After a series of researching on the web, I thought why not kick off this week with gender identity and sexuality.
Gender identity is generally found between the ages 13 and 19 years old. This is when teens are gaining new experiences, emotions, relationships, expectations and all of this can become overwhelming for any teen that age. However, adding gender identity into the mix of everything else that is happening within themselves and around them can cause these years to be the most confusing time for teens. They will find it hard to navigate their gender identity around school and/or home, with their doctors or even with their friends.
One’s gender identity is their inner most concept of self as a male, female, both or neither; outside of that, they could fancy the same sex, or a different sex than what they were assigned at birth. The two words that are most used when it comes to what gender you are attracted to are Gay or Lesbian, Bisexual (Bi) or straight; Gay means you like the same sex as yourself, either male or female, Bisexual means you like both, Lesbian is when you are a girl and only like girls and the last one is straight as in you only like the opposite sex.

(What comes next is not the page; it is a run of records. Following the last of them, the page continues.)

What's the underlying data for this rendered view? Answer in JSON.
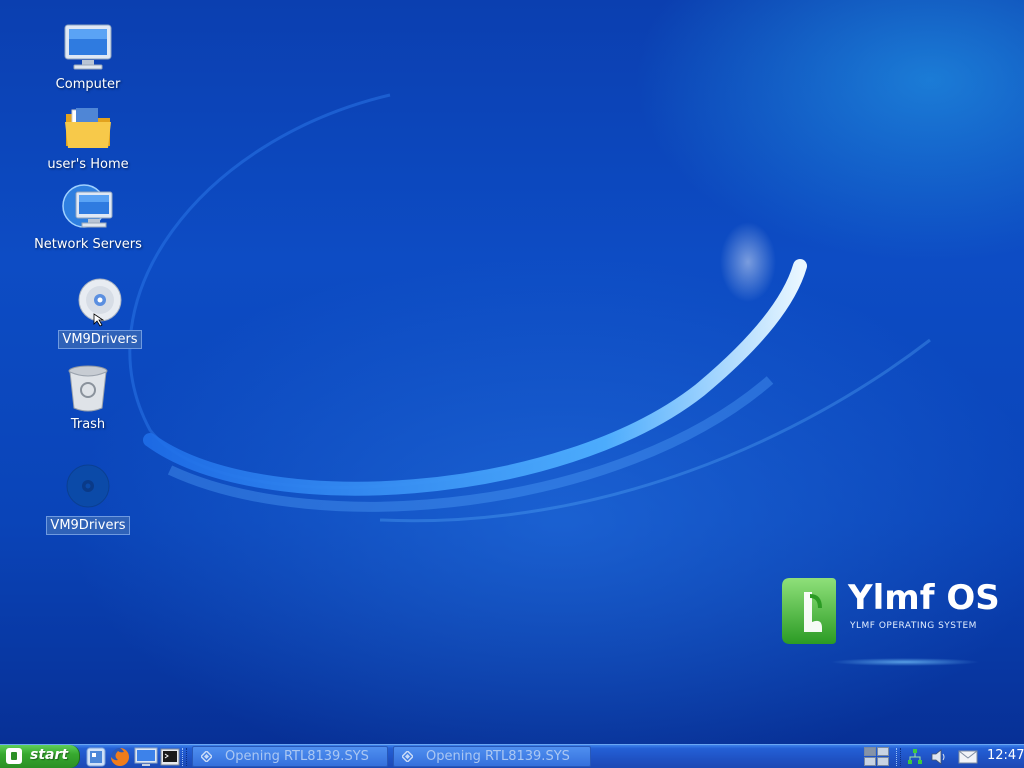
{
  "desktop": {
    "icons": [
      {
        "label": "Computer",
        "icon": "computer-icon"
      },
      {
        "label": "user's Home",
        "icon": "home-folder-icon"
      },
      {
        "label": "Network Servers",
        "icon": "network-icon"
      },
      {
        "label": "VM9Drivers",
        "icon": "cd-drive-icon"
      },
      {
        "label": "Trash",
        "icon": "trash-icon"
      },
      {
        "label": "VM9Drivers",
        "icon": "disc-icon"
      }
    ],
    "brand": {
      "name": "Ylmf OS",
      "subtitle": "YLMF OPERATING SYSTEM"
    }
  },
  "taskbar": {
    "start_label": "start",
    "quick_launch": [
      "finder-icon",
      "firefox-icon",
      "show-desktop-icon",
      "terminal-icon"
    ],
    "tasks": [
      {
        "label": "Opening RTL8139.SYS",
        "icon": "diamond-icon"
      },
      {
        "label": "Opening RTL8139.SYS",
        "icon": "diamond-icon"
      }
    ],
    "tray_icons": [
      "network-tray-icon",
      "volume-icon",
      "mail-icon"
    ],
    "clock": "12:47"
  },
  "colors": {
    "desktop_blue": "#0d4cc4",
    "taskbar_blue": "#2460d6",
    "start_green": "#37a92f",
    "brand_green": "#3cb034"
  }
}
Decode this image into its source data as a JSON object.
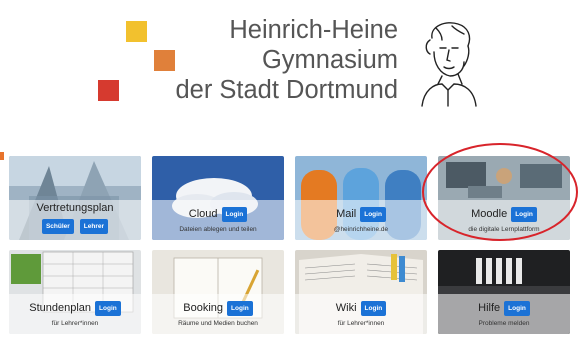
{
  "header": {
    "line1": "Heinrich-Heine",
    "line2": "Gymnasium",
    "line3": "der Stadt Dortmund"
  },
  "colors": {
    "logo_yellow": "#f2c12e",
    "logo_orange": "#e0803a",
    "logo_red": "#d63a2f",
    "button_blue": "#1b72d6",
    "highlight_red": "#d8242b"
  },
  "tiles": [
    {
      "title": "Vertretungsplan",
      "buttons": [
        "Schüler",
        "Lehrer"
      ],
      "subtitle": ""
    },
    {
      "title": "Cloud",
      "buttons": [
        "Login"
      ],
      "subtitle": "Dateien ablegen und teilen"
    },
    {
      "title": "Mail",
      "buttons": [
        "Login"
      ],
      "subtitle": "@heinrichheine.de"
    },
    {
      "title": "Moodle",
      "buttons": [
        "Login"
      ],
      "subtitle": "die digitale Lernplattform"
    },
    {
      "title": "Stundenplan",
      "buttons": [
        "Login"
      ],
      "subtitle": "für Lehrer*innen"
    },
    {
      "title": "Booking",
      "buttons": [
        "Login"
      ],
      "subtitle": "Räume und Medien buchen"
    },
    {
      "title": "Wiki",
      "buttons": [
        "Login"
      ],
      "subtitle": "für Lehrer*innen"
    },
    {
      "title": "Hilfe",
      "buttons": [
        "Login"
      ],
      "subtitle": "Probleme melden"
    }
  ]
}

Finding the confidence of telling a friend or a parent that your gender identity or sexual preference does not fit the societal norm can be an emotional journey. You don’t know how they will react or when the right time to tell them will be, telling someone or “coming out” should happen when the time comes and when you’re ready. It is a massive thing to tell family members and close friends your secret, at the best of times we may not be able to have any sort of control over our “coming out”. There are ways for you to be able to overcome that fear; if “coming out” is important to you, there is a website called ‘Gender Spectrum’ that offers guidance and helpful recourses for you to look at. https://www.genderspectrum.org/
I have asked a few people that I know that who are straight, bi, gay, and lesbian to tell their stories, but I’m currently waiting to hear back from them. When I do I’ll create another article about friends who happily tell their stories, how they coped, what they did and many other things. Hopefully, this can help you can feel more settled with what you feel and what you may want to do.
You are not alone out there. Everyone is in the same boat there is no shame in who you are; people have to accept who they are at the end of the day.